Título: Usando Brasil e Argentina para conter Chávez
Autor: Sheila Machado e Rozane Monteiro
Fonte: Jornal do Brasil, 30/10/2005, Internacional, p. A10

Se, por um lado, os Estados Unidos vão lamentar a continuidade da falta de comprometimento com a implementação da Alca; por outro, vão usar a liderança dos presidentes Néstor Kirchner e Luiz Inácio Lula da Silva no continente para tentar conter o que a Casa Branca classifica como um ''problema'': o líder da Venezuela, Hugo Chávez.

- A eventual entrada de Caracas no Mercosul deveria ser vista por George Bush como um processo de moderação. Com vínculos integrativos, o país terá de se adequar, pelo menos, às regras do bloco. E ficará sob supervisão de Buenos Aires e Brasília - afirma o cientista político argentino Juan Tokatlián.

O analista lembra que, nos últimos anos, Brasil e Argentina vêm acumulando ''sucessos'' em intervenções diplomáticas para apaziguar conflitos na América Latina. O caso que mais chama sua atenção é o do Haiti, onde há uma força de estabilização da ONU comandada por militares brasileiros e grande parte do contingente é de argentinos. Em 2003, Lula liderou a criação do Grupo de Amigos, que, em 2003, conseguiu garantir o referendo popular que confirmou Chávez no poder em Caracas. Junto com Kirchner, também ajudou na dupla sucessão presidencial pós-convulsões sociais na Bolívia e na crise constitucional no Equador.

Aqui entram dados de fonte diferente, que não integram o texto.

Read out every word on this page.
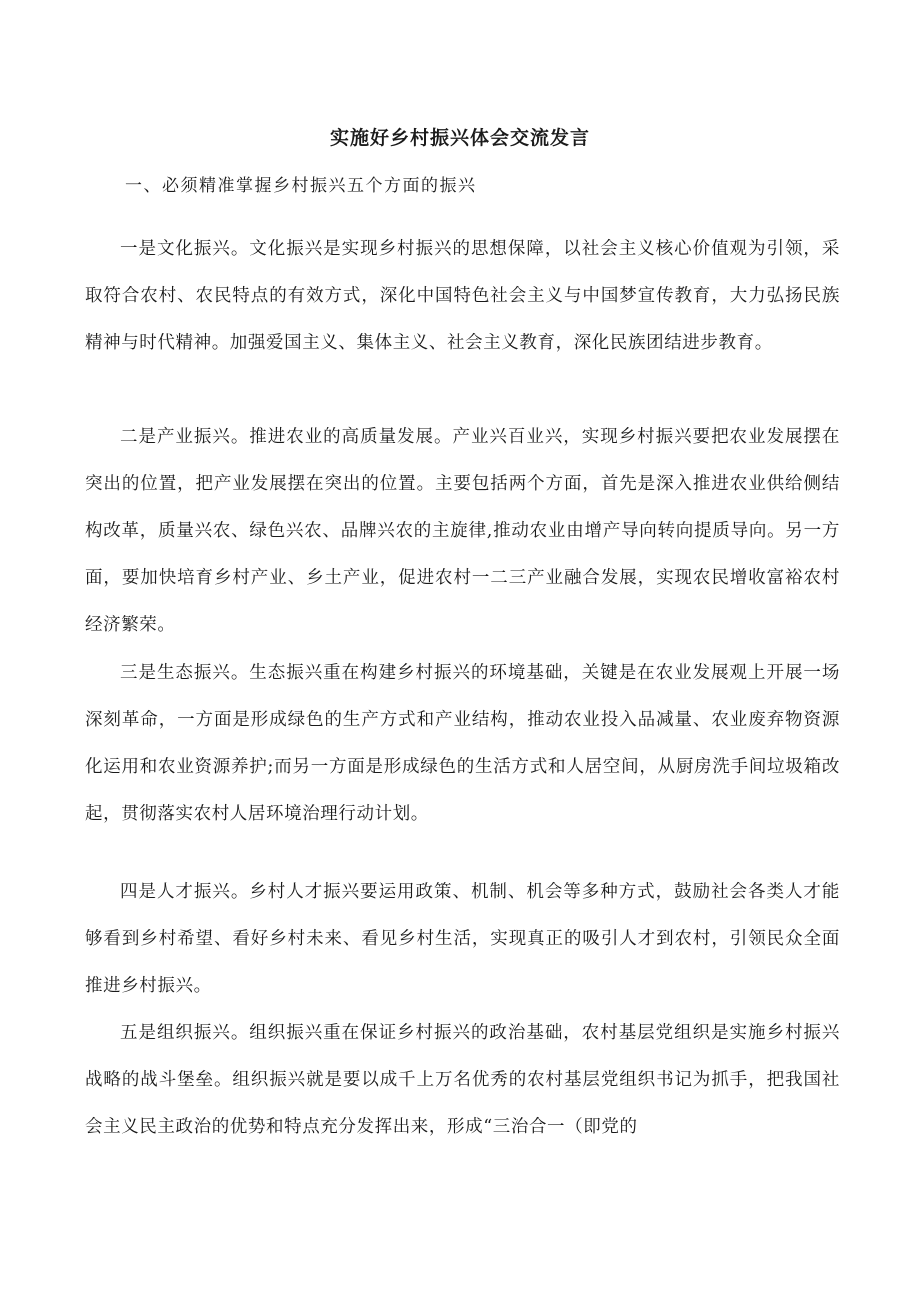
实施好乡村振兴体会交流发言

一、必须精准掌握乡村振兴五个方面的振兴

一是文化振兴。文化振兴是实现乡村振兴的思想保障，以社会主义核心价值观为引领，采取符合农村、农民特点的有效方式，深化中国特色社会主义与中国梦宣传教育，大力弘扬民族精神与时代精神。加强爱国主义、集体主义、社会主义教育，深化民族团结进步教育。

二是产业振兴。推进农业的高质量发展。产业兴百业兴，实现乡村振兴要把农业发展摆在突出的位置，把产业发展摆在突出的位置。主要包括两个方面，首先是深入推进农业供给侧结构改革，质量兴农、绿色兴农、品牌兴农的主旋律,推动农业由增产导向转向提质导向。另一方面，要加快培育乡村产业、乡土产业，促进农村一二三产业融合发展，实现农民增收富裕农村经济繁荣。

三是生态振兴。生态振兴重在构建乡村振兴的环境基础，关键是在农业发展观上开展一场深刻革命，一方面是形成绿色的生产方式和产业结构，推动农业投入品减量、农业废弃物资源化运用和农业资源养护;而另一方面是形成绿色的生活方式和人居空间，从厨房洗手间垃圾箱改起，贯彻落实农村人居环境治理行动计划。

四是人才振兴。乡村人才振兴要运用政策、机制、机会等多种方式，鼓励社会各类人才能够看到乡村希望、看好乡村未来、看见乡村生活，实现真正的吸引人才到农村，引领民众全面推进乡村振兴。

五是组织振兴。组织振兴重在保证乡村振兴的政治基础，农村基层党组织是实施乡村振兴战略的战斗堡垒。组织振兴就是要以成千上万名优秀的农村基层党组织书记为抓手，把我国社会主义民主政治的优势和特点充分发挥出来，形成“三治合一（即党的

- A Casa Branca deve tomar estes antecedentes como um sinal de que Argentina e Brasil estão suficientemente maduros para evitar instabilidade na região e que, por via da integração, vão fortalecer a democracia e evitar a polarização - sugeriu Tokatlián.

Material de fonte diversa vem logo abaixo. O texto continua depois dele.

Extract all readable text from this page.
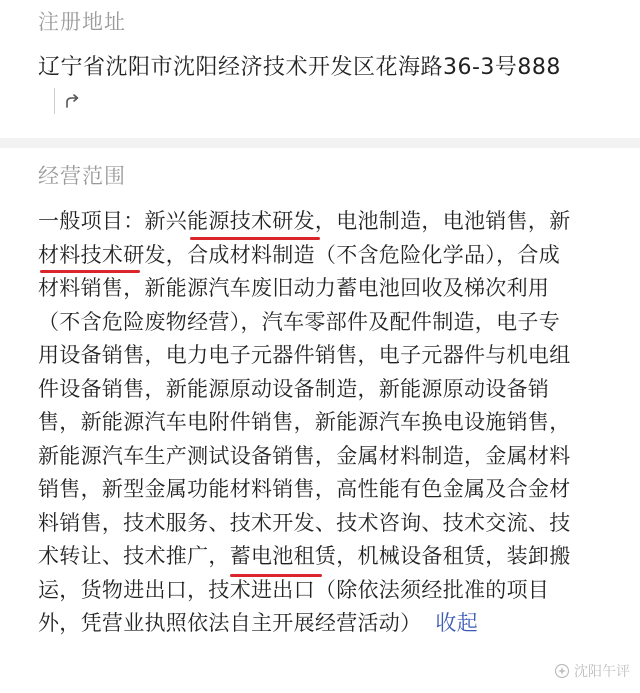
注册地址
辽宁省沈阳市沈阳经济技术开发区花海路36-3号888
经营范围
一般项目：新兴能源技术研发，电池制造，电池销售，新
材料技术研发，合成材料制造（不含危险化学品），合成
材料销售，新能源汽车废旧动力蓄电池回收及梯次利用
（不含危险废物经营），汽车零部件及配件制造，电子专
用设备销售，电力电子元器件销售，电子元器件与机电组
件设备销售，新能源原动设备制造，新能源原动设备销
售，新能源汽车电附件销售，新能源汽车换电设施销售，
新能源汽车生产测试设备销售，金属材料制造，金属材料
销售，新型金属功能材料销售，高性能有色金属及合金材
料销售，技术服务、技术开发、技术咨询、技术交流、技
术转让、技术推广，蓄电池租赁，机械设备租赁，装卸搬
运，货物进出口，技术进出口（除依法须经批准的项目
外，凭营业执照依法自主开展经营活动） 收起
沈阳午评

Segundo o cientista político brasileiro Marcelo Coutinho, os EUA já esperam de Buenos Aires e Argentina a ''postura madura'' na América do Sul:

- A cúpula vai medir a relação que estes dois países têm com o resto do continente. No caso do Brasil, principalmente, o papel de moderador deve ser aprovado. Temos boas relações tanto com os americanos quanto com os venezuelanos, o que nos coloca em posição privilegiada em um momento em que a rivalidade entre Bush e Chávez aumenta.

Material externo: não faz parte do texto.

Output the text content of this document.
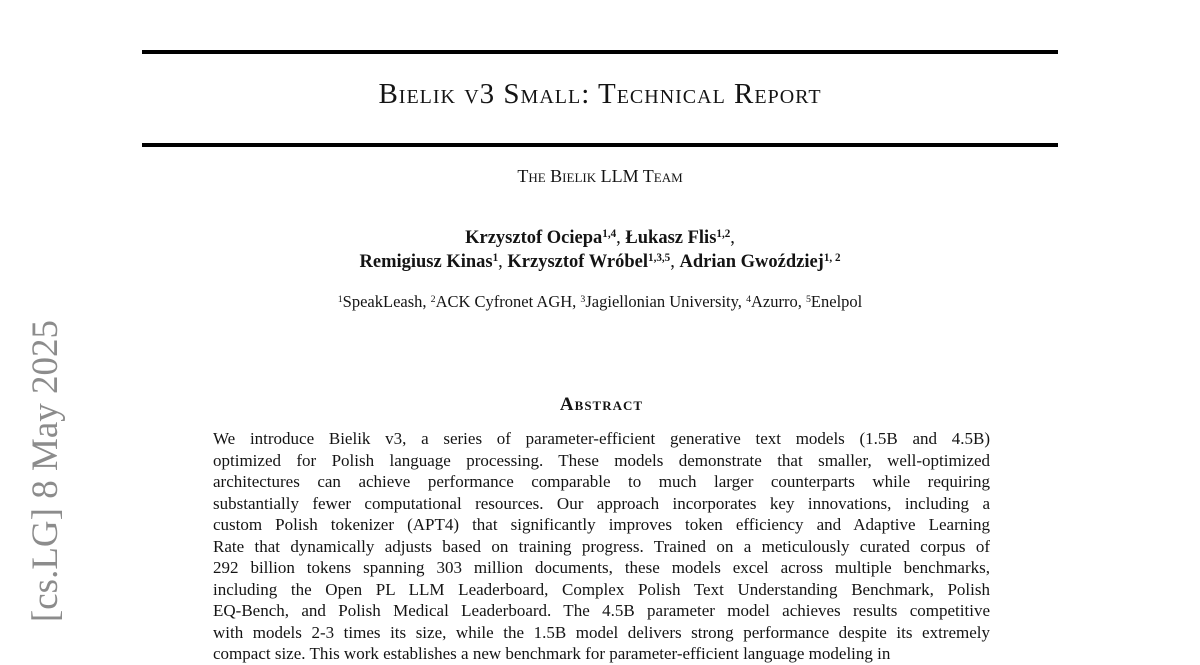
[cs.LG] 8 May 2025
Bielik v3 Small: Technical Report
The Bielik LLM Team
Krzysztof Ociepa$^{1,4}$, Łukasz Flis$^{1,2}$,
Remigiusz Kinas$^1$, Krzysztof Wróbel$^{1,3,5}$, Adrian Gwoździej$^{1, 2}$
$^1$SpeakLeash, $^2$ACK Cyfronet AGH, $^3$Jagiellonian University, $^4$Azurro, $^5$Enelpol
Abstract
We introduce Bielik v3, a series of parameter-efficient generative text models (1.5B and 4.5B)
optimized for Polish language processing. These models demonstrate that smaller, well-optimized
architectures can achieve performance comparable to much larger counterparts while requiring
substantially fewer computational resources. Our approach incorporates key innovations, including a
custom Polish tokenizer (APT4) that significantly improves token efficiency and Adaptive Learning
Rate that dynamically adjusts based on training progress. Trained on a meticulously curated corpus of
292 billion tokens spanning 303 million documents, these models excel across multiple benchmarks,
including the Open PL LLM Leaderboard, Complex Polish Text Understanding Benchmark, Polish
EQ-Bench, and Polish Medical Leaderboard. The 4.5B parameter model achieves results competitive
with models 2-3 times its size, while the 1.5B model delivers strong performance despite its extremely
compact size. This work establishes a new benchmark for parameter-efficient language modeling in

Coutinho lembra ainda que os EUA não têm como impedir a entrada da Venezuela no Mercosul ou criar obstáculos para o eixo Caracas-Buenos Aires-Brasília. E, em última instância, um movimento brusco iria contra seus interesses, acrescenta Argemiro Procópio, professor de Relações Internacionais da Universidade de Brasília (UnB).

- A polêmica vai existir, mas acho que neste conflito Casa Branca x Miraflores tem mais fumaça do que fogo. Os EUA são os principais parceiros econômicos da Venezuela, o primeiro comprador de petróleo do país. Logo, os americanos dependem do óleo venezuelano. Se há dependência mútua, o jeito vai ser tentar aparar as arestas da guerra verbal existente entre Bush e Chávez. Todos estão curiosos para saber como os dois líderes vão se comportar no banquete. E eu acho que vão proceder muito bem - acredita.

Outro parceiro comercial americano, o Brasil pode sofrer um pouco de pressão, por ter feito a escolha estratégica de abrir relações com todas as regiões do mundo, em detrimento da adoção da Alca. No entanto, o único ponto concreto em que a Casa Branca pode se apoiar para tentar alguma manobra comercial em cima de Brasília são os focos de febre aftosa no Mato Grosso do Sul - estado fronteiriço a Bolívia e Paraguai.

- Não creio, entretanto, que vão usar a doença como elemento de confronto. É um fator importante, mas não fundamental - afirma o argentino Carlos Pereyra Mele, do Centro de Estudos Estratégicos Sul-Americanos.

- A questão não seria exatamente fechar mercado, mas forçar uma redução de preço da carne bovina brasileira - alerta Procópio. (S.M.)